How ‘dolphin safe’ is canned tuna, really?
National Geographic Society
MYTH: Shark finning is the biggest threat to sharks
FACT: Sharks are vital for a healthy ocean ecosystem and are threatened by a variety of stressors, including entanglement in Queensland’s Shark Control Program, which PWF is actively advocating against. Although shark finning is an abhorrent practice that needs to end, the number one threat to sharks by far is unsustainable overfishing.
Shark fin stories by major media ‘misleading’: Q&A with David Shiffman
“The threat to sharks is unsustainable overfishing, of which shark finning is a small part. The solution overwhelmingly supported by surveyed scientific experts is not banning fishing for sharks and trade in shark products, but making fishing more sustainable. There’s scientific evidence showing this works. While you sometimes see arguments about it between me and non-experts on social media, this idea is simply not controversial in the scientific community.” – David Shiffman, a postdoctoral researcher at Arizona State University who studies shark conservation
MYTH: If whales go extinct, we’ll run out of oxygen.
FACT: Although whales are extremely important to climate regulation, and to ocean health as a whole, they are not solely responsible for the oxygen in the atmosphere. There was also a similar claim made about sharks, which has been debunked. PWF is currently partnered with the University of Hawaii Marine Mammal Research Program to quantify the bioenergetic demands of humpback whale migration between Alaskan feeding and Hawaiian breeding grounds in the face of climate change and shifting prey availability.

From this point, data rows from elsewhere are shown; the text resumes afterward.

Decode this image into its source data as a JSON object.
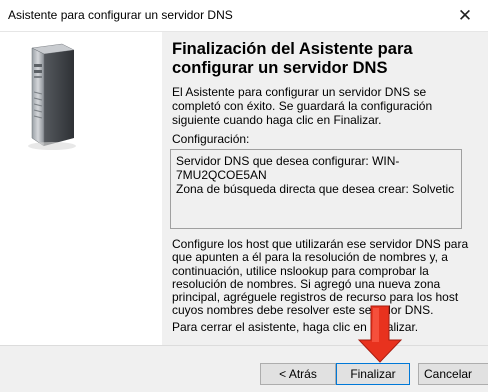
{
  "window": {
    "title": "Asistente para configurar un servidor DNS",
    "close_icon": "close-icon"
  },
  "left": {
    "icon": "server-icon"
  },
  "main": {
    "heading": "Finalización del Asistente para configurar un servidor DNS",
    "intro": "El Asistente para configurar un servidor DNS se completó con éxito. Se guardará la configuración siguiente cuando haga clic en Finalizar.",
    "config_label": "Configuración:",
    "config_lines": [
      "Servidor DNS que desea configurar: WIN-",
      "7MU2QCOE5AN",
      "Zona de búsqueda directa que desea crear: Solvetic"
    ],
    "note": "Configure los host que utilizarán ese servidor DNS para que apunten a él para la resolución de nombres y, a continuación, utilice nslookup para comprobar la resolución de nombres. Si agregó una nueva zona principal, agréguele registros de recurso para los host cuyos nombres debe resolver este servidor DNS.",
    "finish_hint": "Para cerrar el asistente, haga clic en Finalizar."
  },
  "buttons": {
    "back": "< Atrás",
    "finish": "Finalizar",
    "cancel": "Cancelar"
  },
  "colors": {
    "accent": "#0078d7",
    "arrow": "#e8321e",
    "panel": "#f0f0f0"
  }
}
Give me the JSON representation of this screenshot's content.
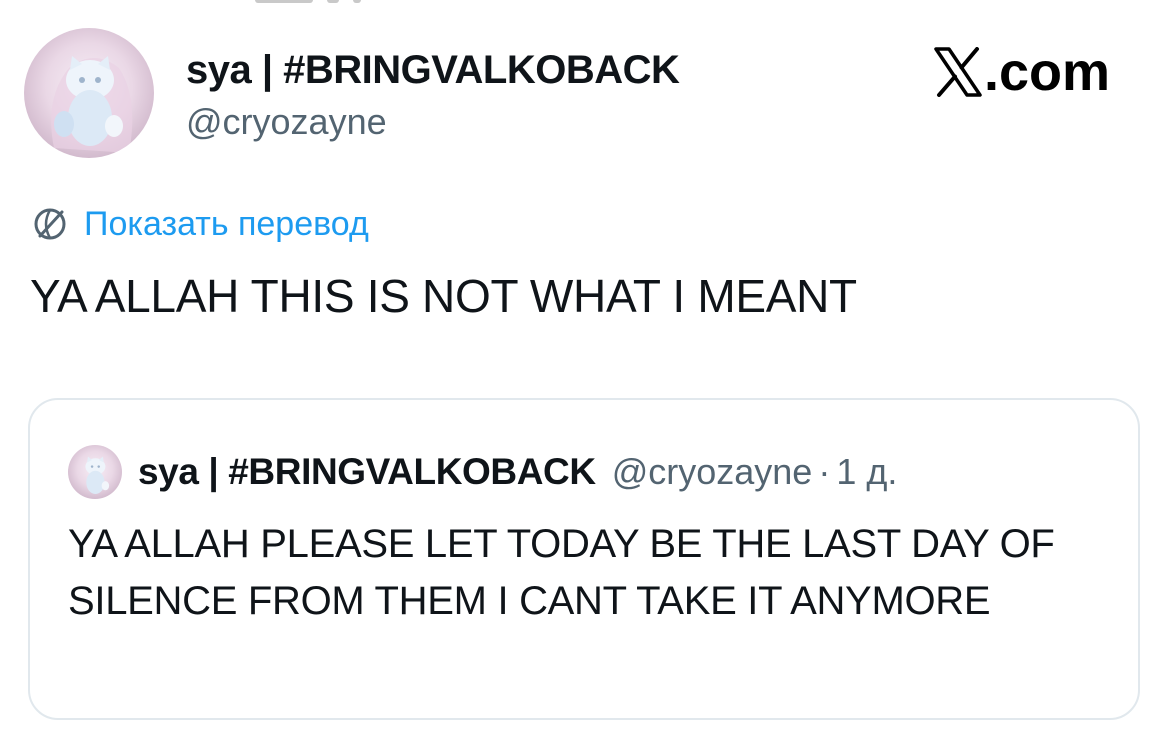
{
  "tweet": {
    "author_name": "sya | #BRINGVALKOBACK",
    "author_handle": "@cryozayne",
    "brand_label": ".com",
    "translate_label": "Показать перевод",
    "text": "YA ALLAH THIS IS NOT WHAT I MEANT"
  },
  "quote": {
    "author_name": "sya | #BRINGVALKOBACK",
    "author_handle": "@cryozayne",
    "separator": "·",
    "time": "1 д.",
    "text": "YA ALLAH PLEASE LET TODAY BE THE LAST DAY OF SILENCE FROM THEM I CANT TAKE IT ANYMORE"
  },
  "icons": {
    "brand": "x-logo-icon",
    "translate": "globe-icon",
    "avatar": "cat-figurine-avatar"
  },
  "colors": {
    "link": "#1d9bf0",
    "secondary_text": "#536471",
    "border": "#e1e8ed"
  }
}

“Sharks create oxygen”: A scientific perspective
David Shiffman for Southern Fried Science
Nature’s Solution to Climate Change: A strategy to protect whales can limit greenhouse gases and global warming
Finance & Development Magazine
MYTH: There will be more plastic than fish in the ocean by 2050.
FACT: This calculation came from a 2015 paper and has since been discredited. In calculating how much plastic debris ends up in the ocean, the paper only predicts the world’s plastic output up until 2025 with data collected from just a single location — San Francisco Bay. In addition, the estimate for fish mass comes from a 2008 report that speculates the global mass of all marine animals based on how much phytoplankton is on the surface of the sea. Since then, the same research group concluded that there may be many times that amount of ocean biomass. And, says the lead researcher, it’s still really hard to tease out how much of that biomass is made of fish.

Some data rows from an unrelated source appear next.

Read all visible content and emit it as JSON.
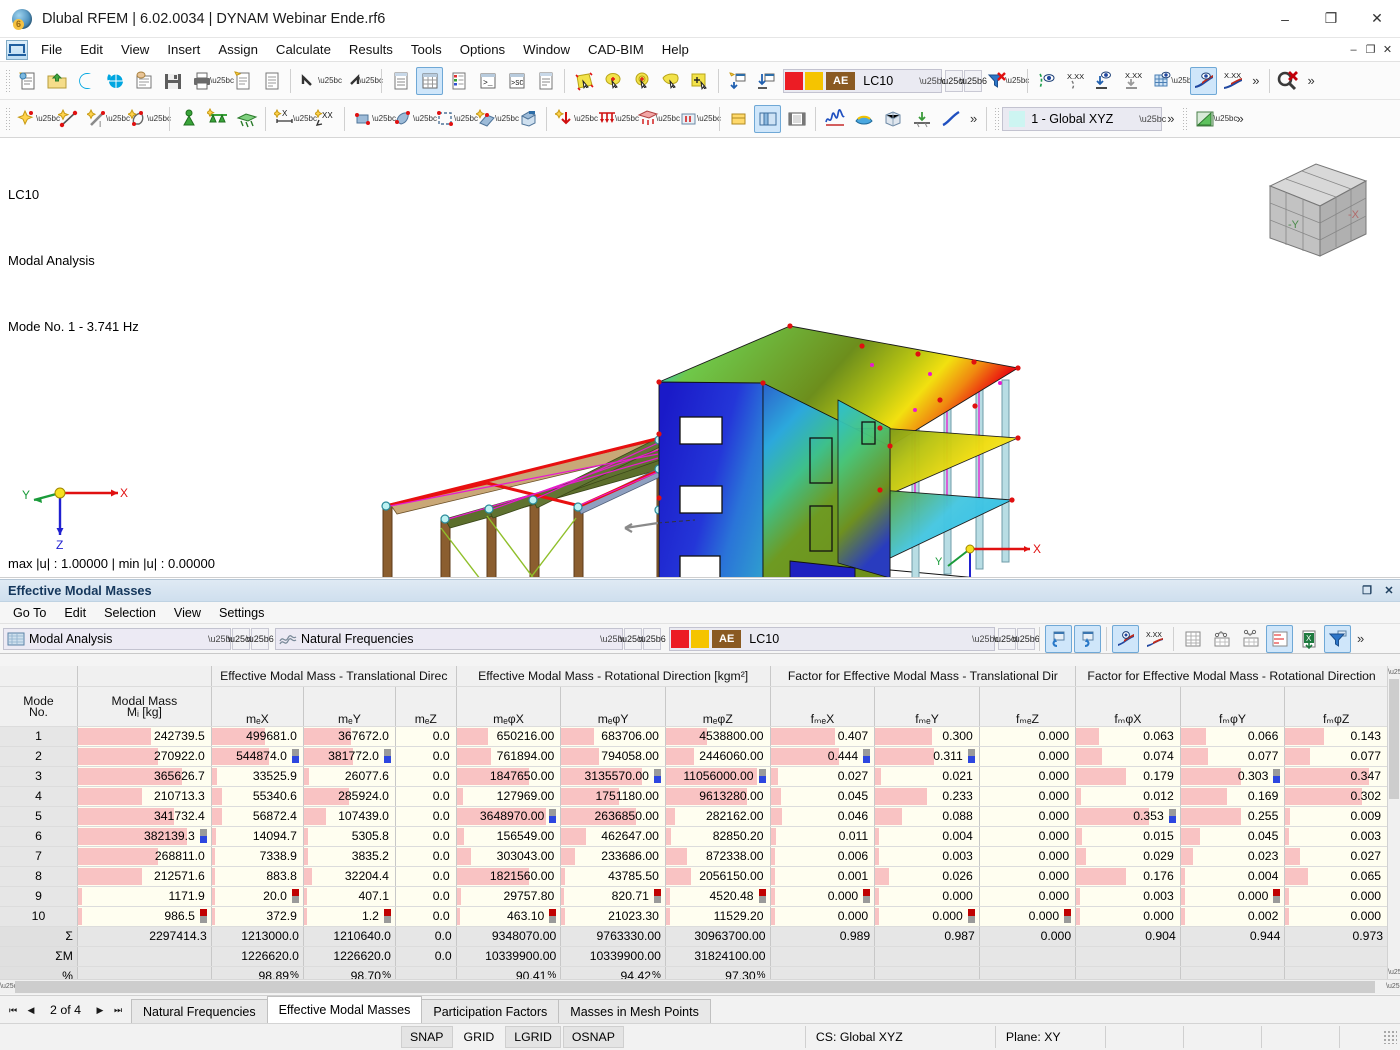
{
  "window": {
    "title": "Dlubal RFEM | 6.02.0034 | DYNAM Webinar Ende.rf6",
    "app_icon": "rfem-logo-icon",
    "minimize": "–",
    "maximize": "❐",
    "close": "✕"
  },
  "menubar": {
    "items": [
      "File",
      "Edit",
      "View",
      "Insert",
      "Assign",
      "Calculate",
      "Results",
      "Tools",
      "Options",
      "Window",
      "CAD-BIM",
      "Help"
    ],
    "window_controls": [
      "–",
      "❐",
      "✕"
    ]
  },
  "toolbar1": {
    "load_case": {
      "ae_label": "AE",
      "value": "LC10",
      "color_red": "#ec1c24",
      "color_yellow": "#f5c400"
    },
    "overflow": "»"
  },
  "toolbar2": {
    "coordinate_system": {
      "value": "1 - Global XYZ",
      "swatch": "#cdf5f2"
    },
    "overflow": "»"
  },
  "viewport": {
    "info_line1": "LC10",
    "info_line2": "Modal Analysis",
    "info_line3": "Mode No. 1 - 3.741 Hz",
    "min_max": "max |u| : 1.00000 | min |u| : 0.00000",
    "axis_x": "X",
    "axis_y": "Y",
    "axis_z": "Z",
    "cube_face_left": "-Y",
    "cube_face_right": "-X"
  },
  "results_panel": {
    "title": "Effective Modal Masses",
    "title_buttons": [
      "❐",
      "✕"
    ],
    "menus": [
      "Go To",
      "Edit",
      "Selection",
      "View",
      "Settings"
    ],
    "analysis_combo": "Modal Analysis",
    "result_combo": "Natural Frequencies",
    "load_case_combo": "LC10",
    "ae_label": "AE",
    "overflow": "»"
  },
  "table": {
    "groups": [
      {
        "label": "",
        "span": 1
      },
      {
        "label": "",
        "span": 1
      },
      {
        "label": "Effective Modal Mass - Translational Direc",
        "span": 3
      },
      {
        "label": "Effective Modal Mass - Rotational Direction [kgm²]",
        "span": 3
      },
      {
        "label": "Factor for Effective Modal Mass - Translational Dir",
        "span": 3
      },
      {
        "label": "Factor for Effective Modal Mass - Rotational Direction",
        "span": 3
      }
    ],
    "header_mode_line1": "Mode",
    "header_mode_line2": "No.",
    "header_modal_line1": "Modal Mass",
    "header_modal_line2": "Mᵢ [kg]",
    "subheaders": [
      "mₑX",
      "mₑY",
      "mₑZ",
      "mₑφX",
      "mₑφY",
      "mₑφZ",
      "fₘₑX",
      "fₘₑY",
      "fₘₑZ",
      "fₘφX",
      "fₘφY",
      "fₘφZ"
    ],
    "rows": [
      {
        "mode": "1",
        "cells": [
          "242739.5",
          "499681.0",
          "367672.0",
          "0.0",
          "650216.00",
          "683706.00",
          "4538800.00",
          "0.407",
          "0.300",
          "0.000",
          "0.063",
          "0.066",
          "0.143"
        ],
        "bars": [
          55,
          58,
          52,
          0,
          30,
          32,
          40,
          62,
          55,
          0,
          22,
          24,
          38
        ],
        "flags": [
          null,
          null,
          null,
          null,
          null,
          null,
          null,
          null,
          null,
          null,
          null,
          null,
          null
        ]
      },
      {
        "mode": "2",
        "cells": [
          "270922.0",
          "544874.0",
          "381772.0",
          "0.0",
          "761894.00",
          "794058.00",
          "2446060.00",
          "0.444",
          "0.311",
          "0.000",
          "0.074",
          "0.077",
          "0.077"
        ],
        "bars": [
          60,
          63,
          54,
          0,
          33,
          36,
          27,
          66,
          57,
          0,
          25,
          26,
          24
        ],
        "flags": [
          null,
          "bluegray",
          "bluegray",
          null,
          null,
          null,
          null,
          "bluegray",
          "bluegray",
          null,
          null,
          null,
          null
        ]
      },
      {
        "mode": "3",
        "cells": [
          "365626.7",
          "33525.9",
          "26077.6",
          "0.0",
          "1847650.00",
          "3135570.00",
          "11056000.00",
          "0.027",
          "0.021",
          "0.000",
          "0.179",
          "0.303",
          "0.347"
        ],
        "bars": [
          78,
          6,
          6,
          0,
          70,
          78,
          88,
          7,
          6,
          0,
          48,
          58,
          82
        ],
        "flags": [
          null,
          null,
          null,
          null,
          null,
          "bluegray",
          "bluegray",
          null,
          null,
          null,
          null,
          "bluegray",
          null
        ]
      },
      {
        "mode": "4",
        "cells": [
          "210713.3",
          "55340.6",
          "285924.0",
          "0.0",
          "127969.00",
          "1751180.00",
          "9613280.00",
          "0.045",
          "0.233",
          "0.000",
          "0.012",
          "0.169",
          "0.302"
        ],
        "bars": [
          48,
          11,
          50,
          0,
          6,
          56,
          78,
          10,
          50,
          0,
          5,
          45,
          75
        ],
        "flags": [
          null,
          null,
          null,
          null,
          null,
          null,
          null,
          null,
          null,
          null,
          null,
          null,
          null
        ]
      },
      {
        "mode": "5",
        "cells": [
          "341732.4",
          "56872.4",
          "107439.0",
          "0.0",
          "3648970.00",
          "2636850.00",
          "282162.00",
          "0.046",
          "0.088",
          "0.000",
          "0.353",
          "0.255",
          "0.009"
        ],
        "bars": [
          72,
          11,
          24,
          0,
          86,
          72,
          9,
          11,
          26,
          0,
          70,
          58,
          5
        ],
        "flags": [
          null,
          null,
          null,
          null,
          "bluegray",
          null,
          null,
          null,
          null,
          null,
          "bluegray",
          null,
          null
        ]
      },
      {
        "mode": "6",
        "cells": [
          "382139.3",
          "14094.7",
          "5305.8",
          "0.0",
          "156549.00",
          "462647.00",
          "82850.20",
          "0.011",
          "0.004",
          "0.000",
          "0.015",
          "0.045",
          "0.003"
        ],
        "bars": [
          82,
          5,
          4,
          0,
          7,
          24,
          5,
          5,
          4,
          0,
          6,
          19,
          4
        ],
        "flags": [
          "bluegray",
          null,
          null,
          null,
          null,
          null,
          null,
          null,
          null,
          null,
          null,
          null,
          null
        ]
      },
      {
        "mode": "7",
        "cells": [
          "268811.0",
          "7338.9",
          "3835.2",
          "0.0",
          "303043.00",
          "233686.00",
          "872338.00",
          "0.006",
          "0.003",
          "0.000",
          "0.029",
          "0.023",
          "0.027"
        ],
        "bars": [
          60,
          4,
          4,
          0,
          14,
          13,
          20,
          4,
          4,
          0,
          10,
          12,
          14
        ],
        "flags": [
          null,
          null,
          null,
          null,
          null,
          null,
          null,
          null,
          null,
          null,
          null,
          null,
          null
        ]
      },
      {
        "mode": "8",
        "cells": [
          "212571.6",
          "883.8",
          "32204.4",
          "0.0",
          "1821560.00",
          "43785.50",
          "2056150.00",
          "0.001",
          "0.026",
          "0.000",
          "0.176",
          "0.004",
          "0.065"
        ],
        "bars": [
          48,
          3,
          9,
          0,
          70,
          4,
          24,
          4,
          13,
          0,
          48,
          4,
          22
        ],
        "flags": [
          null,
          null,
          null,
          null,
          null,
          null,
          null,
          null,
          null,
          null,
          null,
          null,
          null
        ]
      },
      {
        "mode": "9",
        "cells": [
          "1171.9",
          "20.0",
          "407.1",
          "0.0",
          "29757.80",
          "820.71",
          "4520.48",
          "0.000",
          "0.000",
          "0.000",
          "0.003",
          "0.000",
          "0.000"
        ],
        "bars": [
          3,
          3,
          3,
          0,
          4,
          3,
          4,
          4,
          4,
          0,
          4,
          4,
          4
        ],
        "flags": [
          null,
          "redgray",
          null,
          null,
          null,
          "redgray",
          "redgray",
          "redgray",
          null,
          null,
          null,
          "redgray",
          null
        ]
      },
      {
        "mode": "10",
        "cells": [
          "986.5",
          "372.9",
          "1.2",
          "0.0",
          "463.10",
          "21023.30",
          "11529.20",
          "0.000",
          "0.000",
          "0.000",
          "0.000",
          "0.002",
          "0.000"
        ],
        "bars": [
          3,
          3,
          3,
          0,
          3,
          4,
          4,
          4,
          4,
          0,
          4,
          4,
          4
        ],
        "flags": [
          "redgray",
          null,
          "redgray",
          null,
          "redgray",
          null,
          null,
          null,
          "redgray",
          "redgray",
          null,
          null,
          null
        ]
      }
    ],
    "sum_row": {
      "label": "Σ",
      "cells": [
        "2297414.3",
        "1213000.0",
        "1210640.0",
        "0.0",
        "9348070.00",
        "9763330.00",
        "30963700.00",
        "0.989",
        "0.987",
        "0.000",
        "0.904",
        "0.944",
        "0.973"
      ]
    },
    "sum_m_row": {
      "label": "ΣM",
      "cells": [
        "",
        "1226620.0",
        "1226620.0",
        "0.0",
        "10339900.00",
        "10339900.00",
        "31824100.00",
        "",
        "",
        "",
        "",
        "",
        ""
      ]
    },
    "pct_row": {
      "label": "%",
      "cells": [
        "",
        "98.89",
        "98.70",
        "",
        "90.41",
        "94.42",
        "97.30",
        "",
        "",
        "",
        "",
        "",
        ""
      ],
      "symbol": "%"
    }
  },
  "bottom_tabs": {
    "pager": "2 of 4",
    "pager_buttons": [
      "⏮",
      "◀",
      "▶",
      "⏭"
    ],
    "tabs": [
      {
        "label": "Natural Frequencies",
        "active": false
      },
      {
        "label": "Effective Modal Masses",
        "active": true
      },
      {
        "label": "Participation Factors",
        "active": false
      },
      {
        "label": "Masses in Mesh Points",
        "active": false
      }
    ]
  },
  "statusbar": {
    "toggles": [
      {
        "label": "SNAP",
        "on": true
      },
      {
        "label": "GRID",
        "on": false
      },
      {
        "label": "LGRID",
        "on": true
      },
      {
        "label": "OSNAP",
        "on": true
      }
    ],
    "coord_system": "CS: Global XYZ",
    "plane": "Plane: XY"
  }
}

Will plastic really outweigh fish in the ocean by 2050?
Patrick Monahan for Science Magazine
Just to be clear, PWF absolutely considers plastic in the ocean an immense problem and carries out advocacy work, like formally supporting the Break Free From Plastic Pollution Act, which you can read more about in the Advocacy Efforts section on our Conservation page. In addition, we remove plastic from the ocean during our ecotours and have several Conservation projects aimed at reducing plastic in the marine environment, including RETHINK, The Last Straw, Coastal Marine Debris Monitoring Program, and Adopt a Beach.
PWF encourages everyone to always ask questions, and dig deeper. We should never take one source of information and formulate a position, as we know how fast misinformation can spread to the detriment of the causes and values we hold dear. PWF will continue to provide unbiased, informed, and science-based recommendations on how to combat the major stressors to whales and dolphins and provide the tools to take action.